As far as other benefits, here's what I see:

Fryguy commented 7 years ago

Overall I like the idea, and I don't think it will be that much more invasive, code wise. Do you have some thoughts on implementation? My initial thoughts are:

NickLaMuro commented 7 years ago

My quick 2 cents / questions:

I think my main point is the third one. I think webhooks in general are a fine future approach and probably should be a focus, but it seems like this is just muddying the water a bit to get there. Mostly what we need for webhooks to work is to get a public facing (hopefully auth'd) endpoint to puts jobs into our queue backend (currently redis). Swapping out redis for SQS to do that, in my humble opinion, doesn't provide any benefit unless it somehow gives us a public endpoint for free.

Some other things of note:

Fryguy commented 7 years ago

How would developers be able to test features with when we are using an external queueing service?

That is really interesting...I hadn't thought of that at all. I'd assume that each dev would have to set up an SQS for their own repos/orgs, and we'd have to doc that.

chrisarcand commented 7 years ago

That is really interesting...I hadn't thought of that at all. I'd assume that each dev would have to set up an SQS for their own repos/orgs, and we'd have to doc that.

For any OSS contributor (of which there are probably none), yes. For Red Hatters working on the bot, we can have a development environment SQS queue that anyone can use. I (and @NickLaMuro) have done this in the past.

Fryguy commented 7 years ago

Mostly what we need for webhooks to work is to get a public facing (hopefully auth'd) endpoint to puts jobs into our queue backend (currently redis)

The main idea for SQS came from my concern that if we miss a webhook how would we handle that. Without something "always up", missing an event could be bad.

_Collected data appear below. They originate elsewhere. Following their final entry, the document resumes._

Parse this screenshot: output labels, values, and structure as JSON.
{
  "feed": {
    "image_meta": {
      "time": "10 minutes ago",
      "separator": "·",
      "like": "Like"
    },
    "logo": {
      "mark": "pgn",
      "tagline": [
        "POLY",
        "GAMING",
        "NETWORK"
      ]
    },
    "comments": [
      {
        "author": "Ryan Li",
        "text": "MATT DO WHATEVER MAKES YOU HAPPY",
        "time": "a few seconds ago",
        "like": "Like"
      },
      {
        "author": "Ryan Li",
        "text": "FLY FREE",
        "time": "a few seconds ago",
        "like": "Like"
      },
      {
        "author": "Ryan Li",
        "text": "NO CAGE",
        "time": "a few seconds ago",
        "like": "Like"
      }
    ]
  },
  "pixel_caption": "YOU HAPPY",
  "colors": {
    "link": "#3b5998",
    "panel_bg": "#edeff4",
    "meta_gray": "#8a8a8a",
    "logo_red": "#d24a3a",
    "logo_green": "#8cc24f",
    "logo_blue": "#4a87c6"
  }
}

For example, if we miss the "new PR" event, we won't be able to track it at all, or we'd have to code in some clunky workarounds where if we see a "update PR" event, but don't have one, we have to create it. The SQS idea avoids that with an "always up" service.

NickLaMuro commented 7 years ago

@chriskacerguis I think what you described as your three points for switching SQS are counter pointed by what I described above, but I will say this more directly here:

I think what you are looking for is not a switch of the datastore, but a high-availability public-facing api frontend for the bot to process webhooks (basically, dump the webhooks into the proper queue in our datastore), and I don't think swapping Redis for SQS solves this terribly efficiently.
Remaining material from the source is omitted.